Monday, March 29, 2010
Yes i'm still here and 7 weeks pregnant on Friday. It still doesn't feel real. I have an ultrasound on Thursday to see if it's one or two babies...I really don't feel that excited which is strange. I just don't think it has all sunk in yet, we will have a real live baby for christmas! (heres hoping everything goes ok). We are going camping for easter which sould be interesting as I vomit from the moment I wake up and get up on average 4 times a night to pee. Morning sickness has turned into all day sicknes but I am still so blessed that I can actually complain about pregnancy symptoms.
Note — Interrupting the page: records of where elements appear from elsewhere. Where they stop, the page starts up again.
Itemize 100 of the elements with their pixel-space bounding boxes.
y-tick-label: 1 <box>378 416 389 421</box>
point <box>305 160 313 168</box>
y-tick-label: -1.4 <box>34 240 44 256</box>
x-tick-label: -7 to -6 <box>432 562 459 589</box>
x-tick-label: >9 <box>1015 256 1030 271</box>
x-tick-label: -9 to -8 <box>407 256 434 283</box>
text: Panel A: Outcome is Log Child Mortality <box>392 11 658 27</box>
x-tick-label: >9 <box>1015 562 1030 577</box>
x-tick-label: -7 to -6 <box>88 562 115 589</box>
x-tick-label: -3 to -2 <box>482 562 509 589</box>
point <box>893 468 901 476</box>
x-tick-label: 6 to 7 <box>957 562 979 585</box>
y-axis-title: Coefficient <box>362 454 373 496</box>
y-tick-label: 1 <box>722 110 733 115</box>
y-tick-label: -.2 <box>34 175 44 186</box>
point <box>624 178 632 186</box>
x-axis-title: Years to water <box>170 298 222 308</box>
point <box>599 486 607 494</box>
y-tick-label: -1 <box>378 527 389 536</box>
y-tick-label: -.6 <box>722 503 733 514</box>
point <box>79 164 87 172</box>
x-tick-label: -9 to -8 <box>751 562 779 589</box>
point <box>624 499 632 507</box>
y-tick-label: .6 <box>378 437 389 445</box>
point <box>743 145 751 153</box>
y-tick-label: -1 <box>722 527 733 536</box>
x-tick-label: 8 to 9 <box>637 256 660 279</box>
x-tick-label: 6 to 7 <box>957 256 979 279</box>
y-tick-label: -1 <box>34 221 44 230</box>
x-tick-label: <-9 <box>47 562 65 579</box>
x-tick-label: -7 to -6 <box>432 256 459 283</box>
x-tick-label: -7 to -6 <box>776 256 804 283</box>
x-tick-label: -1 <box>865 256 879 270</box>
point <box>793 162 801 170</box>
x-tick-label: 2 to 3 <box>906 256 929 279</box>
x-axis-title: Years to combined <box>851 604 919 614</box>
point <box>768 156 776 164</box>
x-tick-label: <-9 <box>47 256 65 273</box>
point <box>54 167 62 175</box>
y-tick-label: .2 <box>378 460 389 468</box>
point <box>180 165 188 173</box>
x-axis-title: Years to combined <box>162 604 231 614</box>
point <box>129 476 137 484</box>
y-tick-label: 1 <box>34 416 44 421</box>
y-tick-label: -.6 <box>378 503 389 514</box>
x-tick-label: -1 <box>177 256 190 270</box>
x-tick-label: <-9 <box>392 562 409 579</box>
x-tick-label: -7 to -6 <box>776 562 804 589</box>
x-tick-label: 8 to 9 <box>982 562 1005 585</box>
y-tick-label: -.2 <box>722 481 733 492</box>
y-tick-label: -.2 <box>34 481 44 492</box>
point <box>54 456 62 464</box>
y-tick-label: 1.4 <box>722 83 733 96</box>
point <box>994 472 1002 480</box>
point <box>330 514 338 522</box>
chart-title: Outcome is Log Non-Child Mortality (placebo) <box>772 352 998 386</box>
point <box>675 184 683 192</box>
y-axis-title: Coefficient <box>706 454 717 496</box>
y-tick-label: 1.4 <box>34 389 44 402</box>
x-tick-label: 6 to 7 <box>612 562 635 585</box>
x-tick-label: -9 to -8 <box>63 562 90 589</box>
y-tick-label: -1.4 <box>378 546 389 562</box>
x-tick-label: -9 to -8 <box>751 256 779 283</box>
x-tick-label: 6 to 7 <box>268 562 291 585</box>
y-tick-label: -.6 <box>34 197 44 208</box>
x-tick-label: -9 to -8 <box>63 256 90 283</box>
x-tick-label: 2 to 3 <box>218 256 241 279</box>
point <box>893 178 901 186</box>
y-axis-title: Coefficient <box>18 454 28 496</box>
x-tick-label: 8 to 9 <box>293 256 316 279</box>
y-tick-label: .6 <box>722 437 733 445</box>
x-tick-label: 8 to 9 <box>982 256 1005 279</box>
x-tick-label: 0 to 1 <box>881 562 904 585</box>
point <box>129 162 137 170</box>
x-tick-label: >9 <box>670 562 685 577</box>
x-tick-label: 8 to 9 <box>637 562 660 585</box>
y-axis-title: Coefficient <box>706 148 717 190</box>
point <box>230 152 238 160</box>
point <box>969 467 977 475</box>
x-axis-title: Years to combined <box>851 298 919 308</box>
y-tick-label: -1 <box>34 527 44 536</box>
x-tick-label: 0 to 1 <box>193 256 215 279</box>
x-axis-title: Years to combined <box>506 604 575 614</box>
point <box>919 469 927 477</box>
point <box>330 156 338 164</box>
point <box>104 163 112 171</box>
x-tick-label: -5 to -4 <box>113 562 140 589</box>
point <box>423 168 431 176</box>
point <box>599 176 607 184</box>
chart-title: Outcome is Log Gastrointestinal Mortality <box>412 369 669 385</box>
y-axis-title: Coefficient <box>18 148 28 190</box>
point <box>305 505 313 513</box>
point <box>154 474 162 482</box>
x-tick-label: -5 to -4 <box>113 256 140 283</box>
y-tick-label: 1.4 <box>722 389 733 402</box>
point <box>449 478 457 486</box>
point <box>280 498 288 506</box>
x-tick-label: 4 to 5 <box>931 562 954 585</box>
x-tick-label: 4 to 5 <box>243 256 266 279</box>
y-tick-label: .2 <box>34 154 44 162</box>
I can't write much, i'm so tired and am struggling to string sentences together. Will post more after I have the ultrasound.
Tuesday, March 16, 2010
This is all overwelming, i'm not exactly sure how I feel...of course i'm happy but now I get to rest, I get a break from having hospital visits, injections and blood tests. I get to slow down and just be, it's a strange feeling, all our hard work has finally paid off. We now will get our baby and to be honest I am scared, I never really thought further then 'trying' to get a baby..I never actually thought about this working. I feel bad for the people who have been trying longer than we have and still don't have the family they pray for. Yes I am happy but I also feel strange, guilty and just not myself.
Thursday, March 11, 2010
We are pregnant! I caved and took a test yesterday at home and it came up positive....I was in so much shock. I had my blood test today and my progesterone is at 190 when they were expecting around 100. So excited but it hasn't really sunk in yet. Will be going back for another blood test next Friday and an ultrasound in 4 weeks to see if it's one bubba or two. The baby will be due in December so I will be getting the best Christmas and Birthday present ever!